By: MARY ANN MOON, Family Practice News Digital Network
Major Finding: Younger women with MI who presented without chest pain had significantly greater hospital mortality than did younger men without chest pain (OR, 1.18 for age younger than 45), but the difference was reversed with age (OR, 0.81 for age 75 and older).
Data Source: This was an observational analysis of data on 1,143,513 men and women with MI who were treated at 1,977 hospitals across the United States in 1994-2006.
Disclosures: The NRMI was supported by Genentech. Dr. Canto’s associates, but not Dr. Canto, reported ties to numerous industry sources.
Among patients with myocardial infarction, women are more likely than men to present without chest pain or discomfort, and are more likely to die from the event, according to a report in the Feb. 22/29 issue of JAMA.

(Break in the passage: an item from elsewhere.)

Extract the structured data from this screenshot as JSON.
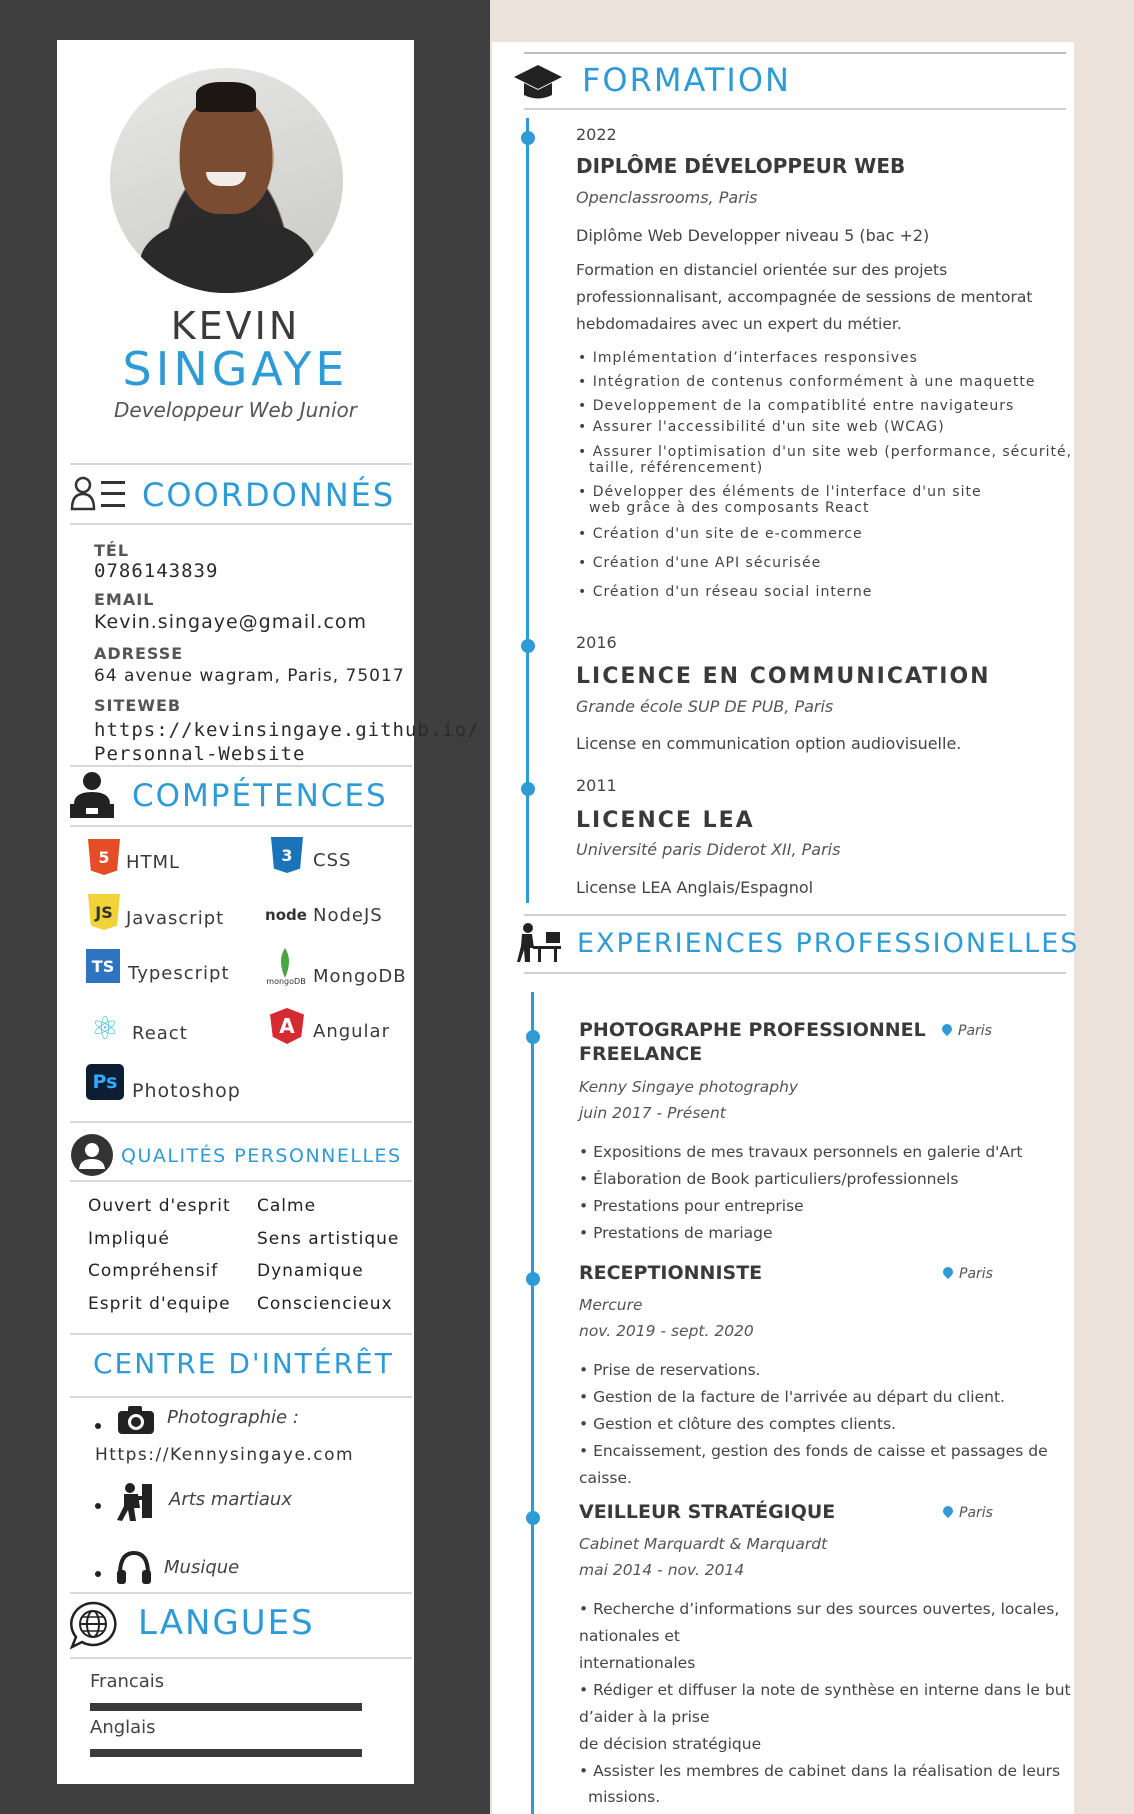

However, these sex-based differences are most pronounced at younger ages; they become attenuated and nearly disappear with increasing age, said Dr. John G. Canto of the Watson Clinic and Lakeland (Fla.) Regional Medical Center and his associates.
The investigators studied sex-related and age-related differences in MI patients using the "large and clinically rich" database of the National Registry of Myocardial Infarction. The industry-sponsored NRMI contains hospital data on over 2 million patients with confirmed MI treated at 1,977 hospitals across the country between 1994 and 2006.
Dr. Canto and his colleagues analyzed NRMI data on 1,143,513 of these MI patients, of whom 42% were women. For this study, chest pain/discomfort was defined as "any symptom of chest discomfort, sensation, or pressure, or tightness; or arm, neck, or jaw pain ... preceding a diagnosis of acute MI."
Overall, 35.4% of the study subjects presented without chest pain. The proportion was significantly higher among women (42.0%) than men (30.7%), the researchers said (JAMA 2012;307:813-22).
However, this difference decreased in a linear fashion with increasing patient age. For MI patients younger than 45 years, the odds ratio was 1.30; at 45-54 years, it was 1.26; at 55-64 years, it was 1.24; at 65-74 years, it was 1.13; and at 75 years and older, it was 1.03, or practically negligible.
Mortality followed a similar trend within those age groups, but went further in the opposite direction, to a reversal in the oldest patients. The adjusted odds ratio of mortality in women presenting with no chest pain, compared with men presenting with no chest pain, was 1.18 for those younger than age 45, 1.13 for those age 45-54, 1.02 for patients age 55-64, 0.91 at age 65-74, and 0.81 in the patients age 75 and older.
Comorbidity and clinical characteristics clearly accounted for most of the excess mortality in patients who did not have chest pain. These patients were more likely than those with chest pain to have diabetes, to have delayed seeking medical attention at the onset of MI, to present with Killip class III or IV heart failure, and to have non–ST-elevation MI.
Differences in treatment accounted for only a modest amount of the excess mortality in patients who did not have chest pain. These patients were less likely to receive any reperfusion therapies, such as fibrinolysis or percutaneous coronary intervention, and were less likely to receive aspirin, antiplatelet agents, heparin, or beta-blockers during hospitalization. But that was considered a relatively small contributor to their excess mortality.
The reasons for these sex- and age-based differences in symptoms remain unknown. "It is plausible, or even likely, that the pathophysiology or pathobiology of higher mortality observed in younger women also accounts for the apparent differences in MI symptom presentation in this premenopausal or middle-aged group," Dr. Canto and his associates said.